Ook is dit de 3-serie waarbij de topversie M3 zijn intrede doet. De BMW E30 wordt met lof overladen en staat nog altijd bekend vanwege zijn fijne rijeigenschappen. De prijzen voor goede exemplaren van de BMW 3-serie E30 beginnen op de Nederlandse occasionmarkt in de buurt van de 10.000 euro, en kennen uitschieters naar 30 mille. In het buitenland kun je terecht vanaf ongeveer 6000 euro voor een redelijk fris exemplaar. Een BMW 316i of 318i is doorgaans het meest betaalbaar, maar de echte liefhebber gaat natuurlijk op zoek naar een zescilinder 320i, 323i of 325i. De M3 van de E30-generatie is inmiddels onbetaalbaar geworden.
4. Fiat Uno
Hoewel de Fiat 127 in 1983 nog altijd in productie is, wordt al snel duidelijk dat de nieuwe Fiat Uno hem gaat opvolgen. Daarmee moet de nieuwkomer een paar grote schoenen vullen. Dat lukt ruimschoots: als je de productie buiten Europa meetelt, zijn er 8,8 miljoen exemplaren van de Fiat Uno en zijn derivaten verkocht, tegen 4,5 miljoen 127’s. Voor het design van de Uno had Fiat de inspiratie opgedaan bij de Lancia Megagamma (1978), een studiemodel van Giorgetto Giugiaro. Door de smalle raamstijlen en het enorme glasoppervlak ziet de Fiat Uno er bijna futuristisch uit en biedt hij een aangename ruimtebeleving. Motorisch valt er genoeg te kiezen. Een 1,1-liter viercilinder met 45 pk is in Nederland de instapper. Daarboven kun je kiezen uit een 1.1 met 55 of 60 pk, een 1.3 met 70 pk, een 1.5 met 75 pk en een 60 pk sterke diesel. De topper van de reeks is de 105 pk sterke Uno Turbo i.e. (1985). Ondanks de grote verkoopaantallen, is het veertig jaar later bijna ondoenlijk om een frisse Fiat Uno van het eerste uur te vinden. In Italië maak je sowieso meer kans dan in Nederland.
5. Mercedes 190 (W201)
In 1982 had Mercedes opzien gebaard met de baby-Benz; de Mercedes 190 was het eerste relatief betaalbare model van het merk. De Mercedes 190 moest jongere kopers naar de showroom trekken, maar was tegelijk een zorgenkind.
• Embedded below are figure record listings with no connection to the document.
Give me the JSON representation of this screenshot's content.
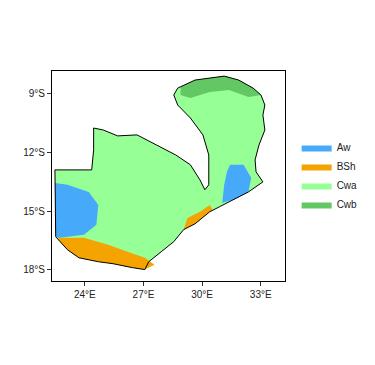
{
  "chart_data": {
    "type": "map",
    "xlim": [
      22.32,
      34.24
    ],
    "ylim": [
      -18.56,
      -7.88
    ],
    "xticks": [
      {
        "value": 24,
        "label": "24°E"
      },
      {
        "value": 27,
        "label": "27°E"
      },
      {
        "value": 30,
        "label": "30°E"
      },
      {
        "value": 33,
        "label": "33°E"
      }
    ],
    "yticks": [
      {
        "value": -9,
        "label": "9°S"
      },
      {
        "value": -12,
        "label": "12°S"
      },
      {
        "value": -15,
        "label": "15°S"
      },
      {
        "value": -18,
        "label": "18°S"
      }
    ],
    "grid": false,
    "legend": "right",
    "outline": {
      "x": [
        28.55,
        28.75,
        29.64,
        31.13,
        31.87,
        32.61,
        33.01,
        33.21,
        33.11,
        33.21,
        32.91,
        32.71,
        32.76,
        33.11,
        32.37,
        31.62,
        30.88,
        30.39,
        29.64,
        29.05,
        28.55,
        27.91,
        27.27,
        27.07,
        26.43,
        25.44,
        24.69,
        23.7,
        23.11,
        22.51,
        22.47,
        24.35,
        24.45,
        24.45,
        24.94,
        25.68,
        26.67,
        27.66,
        28.65,
        29.4,
        29.89,
        30.14,
        30.34,
        30.34,
        30.04,
        29.4,
        28.75,
        28.55
      ],
      "y": [
        -9.1,
        -8.75,
        -8.34,
        -8.14,
        -8.34,
        -8.75,
        -9.1,
        -9.61,
        -10.12,
        -10.88,
        -11.64,
        -12.4,
        -13.01,
        -13.52,
        -14.03,
        -14.43,
        -14.79,
        -15.04,
        -15.65,
        -15.95,
        -16.56,
        -17.07,
        -17.58,
        -17.98,
        -17.88,
        -17.68,
        -17.58,
        -17.38,
        -16.97,
        -16.31,
        -12.91,
        -12.91,
        -11.89,
        -10.78,
        -10.88,
        -11.18,
        -11.13,
        -11.64,
        -12.15,
        -12.65,
        -13.42,
        -13.92,
        -13.67,
        -12.15,
        -11.13,
        -10.27,
        -9.61,
        -9.1
      ]
    },
    "series": [
      {
        "name": "Aw",
        "color": "#46A9F9",
        "polygons": [
          {
            "x": [
              31.43,
              32.12,
              32.51,
              32.37,
              31.62,
              31.03,
              31.13,
              31.27,
              31.43
            ],
            "y": [
              -12.65,
              -12.65,
              -13.31,
              -14.03,
              -14.43,
              -14.58,
              -13.67,
              -13.01,
              -12.65
            ]
          },
          {
            "x": [
              22.47,
              23.11,
              24.2,
              24.69,
              24.59,
              23.95,
              22.71,
              22.51,
              22.47
            ],
            "y": [
              -13.57,
              -13.67,
              -14.03,
              -14.69,
              -15.7,
              -16.21,
              -16.36,
              -16.31,
              -13.57
            ]
          }
        ]
      },
      {
        "name": "BSh",
        "color": "#F5A300",
        "polygons": [
          {
            "x": [
              22.51,
              22.71,
              23.95,
              25.19,
              26.18,
              27.07,
              27.56,
              27.07,
              26.43,
              25.44,
              24.69,
              23.7,
              23.11,
              22.51
            ],
            "y": [
              -16.31,
              -16.36,
              -16.36,
              -16.72,
              -17.07,
              -17.38,
              -17.73,
              -17.98,
              -17.88,
              -17.68,
              -17.58,
              -17.38,
              -16.97,
              -16.31
            ]
          },
          {
            "x": [
              30.39,
              29.64,
              29.05,
              29.25,
              29.89,
              30.39,
              30.53,
              30.39
            ],
            "y": [
              -15.04,
              -15.65,
              -15.95,
              -15.35,
              -15.04,
              -14.69,
              -14.94,
              -15.04
            ]
          }
        ]
      },
      {
        "name": "Cwa",
        "color": "#96FF96",
        "polygons": [
          {
            "x": [
              28.55,
              28.75,
              29.64,
              31.13,
              31.87,
              32.61,
              33.01,
              33.21,
              33.11,
              33.21,
              32.91,
              32.71,
              32.76,
              33.11,
              32.37,
              31.62,
              30.88,
              30.39,
              29.64,
              29.05,
              28.55,
              27.91,
              27.27,
              27.07,
              26.43,
              25.44,
              24.69,
              23.7,
              23.11,
              22.51,
              22.47,
              24.35,
              24.45,
              24.45,
              24.94,
              25.68,
              26.67,
              27.66,
              28.65,
              29.4,
              29.89,
              30.14,
              30.34,
              30.34,
              30.04,
              29.4,
              28.75,
              28.55
            ],
            "y": [
              -9.1,
              -8.75,
              -8.34,
              -8.14,
              -8.34,
              -8.75,
              -9.1,
              -9.61,
              -10.12,
              -10.88,
              -11.64,
              -12.4,
              -13.01,
              -13.52,
              -14.03,
              -14.43,
              -14.79,
              -15.04,
              -15.65,
              -15.95,
              -16.56,
              -17.07,
              -17.58,
              -17.98,
              -17.88,
              -17.68,
              -17.58,
              -17.38,
              -16.97,
              -16.31,
              -12.91,
              -12.91,
              -11.89,
              -10.78,
              -10.88,
              -11.18,
              -11.13,
              -11.64,
              -12.15,
              -12.65,
              -13.42,
              -13.92,
              -13.67,
              -12.15,
              -11.13,
              -10.27,
              -9.61,
              -9.1
            ]
          }
        ]
      },
      {
        "name": "Cwb",
        "color": "#63C763",
        "polygons": [
          {
            "x": [
              28.9,
              29.64,
              31.13,
              31.87,
              32.61,
              33.01,
              32.37,
              31.38,
              30.39,
              29.4,
              28.9,
              28.9
            ],
            "y": [
              -8.7,
              -8.34,
              -8.14,
              -8.34,
              -8.75,
              -9.1,
              -9.2,
              -8.85,
              -8.95,
              -9.25,
              -9.1,
              -8.7
            ]
          }
        ]
      }
    ]
  }
}
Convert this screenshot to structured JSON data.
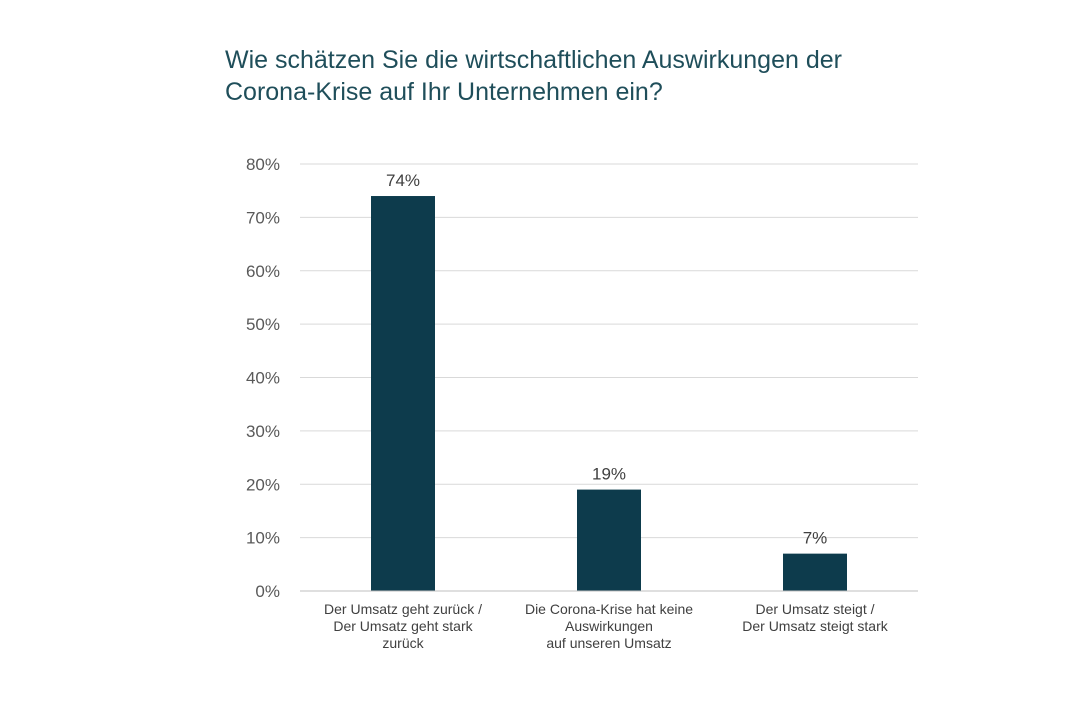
{
  "chart_data": {
    "type": "bar",
    "title": "Wie schätzen Sie die wirtschaftlichen Auswirkungen der Corona-Krise auf Ihr Unternehmen ein?",
    "title_lines": [
      "Wie schätzen Sie die wirtschaftlichen Auswirkungen der",
      "Corona-Krise auf Ihr Unternehmen ein?"
    ],
    "categories": [
      "Der Umsatz geht zurück / Der Umsatz geht stark zurück",
      "Die Corona-Krise hat keine Auswirkungen auf unseren Umsatz",
      "Der Umsatz steigt / Der Umsatz steigt stark"
    ],
    "category_lines": [
      [
        "Der Umsatz geht zurück /",
        "Der Umsatz geht stark",
        "zurück"
      ],
      [
        "Die Corona-Krise hat keine",
        "Auswirkungen",
        "auf unseren Umsatz"
      ],
      [
        "Der Umsatz steigt /",
        "Der Umsatz steigt stark"
      ]
    ],
    "values": [
      74,
      19,
      7
    ],
    "data_labels": [
      "74%",
      "19%",
      "7%"
    ],
    "y_ticks": [
      0,
      10,
      20,
      30,
      40,
      50,
      60,
      70,
      80
    ],
    "y_tick_labels": [
      "0%",
      "10%",
      "20%",
      "30%",
      "40%",
      "50%",
      "60%",
      "70%",
      "80%"
    ],
    "ylim": [
      0,
      80
    ],
    "xlabel": "",
    "ylabel": "",
    "grid": true,
    "legend": "none",
    "colors": {
      "bar": "#0d3b4c",
      "grid": "#d9d9d9",
      "title": "#1f4e5a"
    }
  }
}
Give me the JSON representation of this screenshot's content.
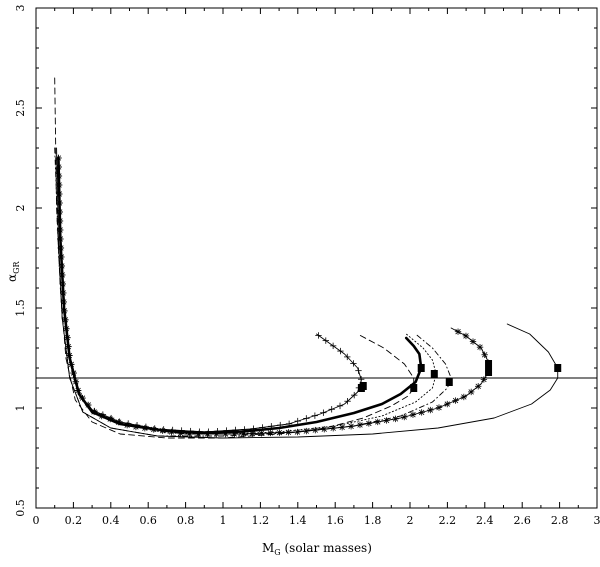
{
  "chart_data": {
    "type": "line",
    "title": "",
    "xlabel_main": "M",
    "xlabel_sub": "G",
    "xlabel_rest": " (solar masses)",
    "ylabel_main": "α",
    "ylabel_sub": "GR",
    "xlim": [
      0,
      3
    ],
    "ylim": [
      0.5,
      3
    ],
    "x_ticks": [
      "0",
      "0.2",
      "0.4",
      "0.6",
      "0.8",
      "1",
      "1.2",
      "1.4",
      "1.6",
      "1.8",
      "2",
      "2.2",
      "2.4",
      "2.6",
      "2.8",
      "3"
    ],
    "y_ticks": [
      "0.5",
      "1",
      "1.5",
      "2",
      "2.5",
      "3"
    ],
    "hline": 1.15,
    "series": [
      {
        "style": "plus",
        "points": [
          [
            0.12,
            2.25
          ],
          [
            0.13,
            1.85
          ],
          [
            0.15,
            1.5
          ],
          [
            0.18,
            1.25
          ],
          [
            0.23,
            1.07
          ],
          [
            0.3,
            0.99
          ],
          [
            0.45,
            0.93
          ],
          [
            0.65,
            0.895
          ],
          [
            0.9,
            0.88
          ],
          [
            1.15,
            0.895
          ],
          [
            1.35,
            0.92
          ],
          [
            1.52,
            0.97
          ],
          [
            1.65,
            1.02
          ],
          [
            1.72,
            1.08
          ],
          [
            1.74,
            1.14
          ],
          [
            1.72,
            1.2
          ],
          [
            1.65,
            1.27
          ],
          [
            1.5,
            1.37
          ]
        ]
      },
      {
        "style": "dashed",
        "points": [
          [
            0.1,
            2.65
          ],
          [
            0.11,
            2.0
          ],
          [
            0.13,
            1.6
          ],
          [
            0.16,
            1.25
          ],
          [
            0.21,
            1.04
          ],
          [
            0.3,
            0.93
          ],
          [
            0.45,
            0.87
          ],
          [
            0.7,
            0.85
          ],
          [
            1.0,
            0.85
          ],
          [
            1.3,
            0.87
          ],
          [
            1.55,
            0.9
          ],
          [
            1.75,
            0.95
          ],
          [
            1.9,
            1.01
          ],
          [
            1.99,
            1.06
          ],
          [
            2.02,
            1.1
          ],
          [
            2.02,
            1.15
          ],
          [
            1.97,
            1.22
          ],
          [
            1.86,
            1.3
          ],
          [
            1.72,
            1.37
          ]
        ]
      },
      {
        "style": "thick",
        "points": [
          [
            0.12,
            2.25
          ],
          [
            0.13,
            1.85
          ],
          [
            0.15,
            1.5
          ],
          [
            0.18,
            1.25
          ],
          [
            0.23,
            1.07
          ],
          [
            0.3,
            0.98
          ],
          [
            0.45,
            0.92
          ],
          [
            0.7,
            0.885
          ],
          [
            0.9,
            0.877
          ],
          [
            1.1,
            0.882
          ],
          [
            1.3,
            0.9
          ],
          [
            1.5,
            0.93
          ],
          [
            1.7,
            0.975
          ],
          [
            1.85,
            1.02
          ],
          [
            1.95,
            1.07
          ],
          [
            2.03,
            1.13
          ],
          [
            2.06,
            1.2
          ],
          [
            2.05,
            1.27
          ],
          [
            2.02,
            1.31
          ],
          [
            1.98,
            1.35
          ]
        ]
      },
      {
        "style": "dotted",
        "points": [
          [
            0.12,
            2.25
          ],
          [
            0.135,
            1.8
          ],
          [
            0.16,
            1.4
          ],
          [
            0.2,
            1.15
          ],
          [
            0.28,
            1.0
          ],
          [
            0.45,
            0.92
          ],
          [
            0.7,
            0.875
          ],
          [
            1.0,
            0.87
          ],
          [
            1.3,
            0.88
          ],
          [
            1.6,
            0.91
          ],
          [
            1.85,
            0.96
          ],
          [
            2.03,
            1.03
          ],
          [
            2.12,
            1.1
          ],
          [
            2.14,
            1.17
          ],
          [
            2.12,
            1.24
          ],
          [
            2.07,
            1.3
          ],
          [
            1.98,
            1.37
          ]
        ]
      },
      {
        "style": "dashdot",
        "points": [
          [
            0.1,
            2.3
          ],
          [
            0.12,
            1.8
          ],
          [
            0.14,
            1.45
          ],
          [
            0.18,
            1.15
          ],
          [
            0.25,
            0.98
          ],
          [
            0.4,
            0.9
          ],
          [
            0.65,
            0.86
          ],
          [
            1.0,
            0.86
          ],
          [
            1.35,
            0.875
          ],
          [
            1.7,
            0.91
          ],
          [
            1.95,
            0.96
          ],
          [
            2.12,
            1.03
          ],
          [
            2.2,
            1.1
          ],
          [
            2.22,
            1.15
          ],
          [
            2.19,
            1.22
          ],
          [
            2.12,
            1.3
          ],
          [
            2.03,
            1.37
          ]
        ]
      },
      {
        "style": "star",
        "points": [
          [
            0.12,
            2.25
          ],
          [
            0.13,
            1.85
          ],
          [
            0.15,
            1.5
          ],
          [
            0.18,
            1.25
          ],
          [
            0.23,
            1.07
          ],
          [
            0.32,
            0.97
          ],
          [
            0.5,
            0.91
          ],
          [
            0.8,
            0.87
          ],
          [
            1.1,
            0.87
          ],
          [
            1.4,
            0.88
          ],
          [
            1.7,
            0.91
          ],
          [
            1.95,
            0.95
          ],
          [
            2.15,
            1.0
          ],
          [
            2.3,
            1.06
          ],
          [
            2.38,
            1.12
          ],
          [
            2.42,
            1.18
          ],
          [
            2.42,
            1.23
          ],
          [
            2.38,
            1.3
          ],
          [
            2.3,
            1.36
          ],
          [
            2.22,
            1.4
          ]
        ]
      },
      {
        "style": "solid",
        "points": [
          [
            0.11,
            2.3
          ],
          [
            0.12,
            1.85
          ],
          [
            0.14,
            1.45
          ],
          [
            0.18,
            1.15
          ],
          [
            0.25,
            0.98
          ],
          [
            0.4,
            0.9
          ],
          [
            0.65,
            0.86
          ],
          [
            1.0,
            0.85
          ],
          [
            1.4,
            0.855
          ],
          [
            1.8,
            0.87
          ],
          [
            2.15,
            0.9
          ],
          [
            2.45,
            0.95
          ],
          [
            2.65,
            1.02
          ],
          [
            2.75,
            1.09
          ],
          [
            2.79,
            1.15
          ],
          [
            2.79,
            1.2
          ],
          [
            2.74,
            1.28
          ],
          [
            2.64,
            1.37
          ],
          [
            2.52,
            1.42
          ]
        ]
      }
    ],
    "markers": [
      [
        1.74,
        1.1
      ],
      [
        1.75,
        1.11
      ],
      [
        2.02,
        1.1
      ],
      [
        2.06,
        1.2
      ],
      [
        2.13,
        1.17
      ],
      [
        2.21,
        1.13
      ],
      [
        2.42,
        1.18
      ],
      [
        2.42,
        1.22
      ],
      [
        2.79,
        1.2
      ]
    ]
  }
}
Wat zou zo’n auto doen voor de reputatie van het merk? Aan de andere kant: rivaal BMW had al jaren veel succes met de compacte 3-serie (E21). Mercedes liet op kwalitatief gebied niets aan het toeval over. De ontwikkeling van de 190 was al in 1974 begonnen en had 800 miljoen euro gekost. De ‘baby-Benz’ tilde Mercedes naar de moderne tijd. Hij was gestroomlijnd en kreeg relatief schone en zuinige dieselmotoren. Verchroomde sierelementen, tot dan toe net zo vanzelfsprekend bij een Mercedes als een zakje sambal bij de afhaalchinees, werden in de ban gedaan. De 190 (intern W201 geheten) bleek een meesterzet, al moest je je van de uitrusting niet te veel voorstellen. In de basisversie zwengelde je de ramen handmatig naar beneden en meer dan vier versnellingen konden er niet af. Het succes van de 190 was er niet minder om, er werden 1,8 miljoen exemplaren gebouwd. In Nederland stond de Mercedes 190 vanaf januari in de showroom. Ondanks de goede kwaliteit, zijn er van de vroegste 190’s weinig bewaard gebleven. Maar met goed zoeken kun je er vast eentje vinden uit 193, ’84 of ’85.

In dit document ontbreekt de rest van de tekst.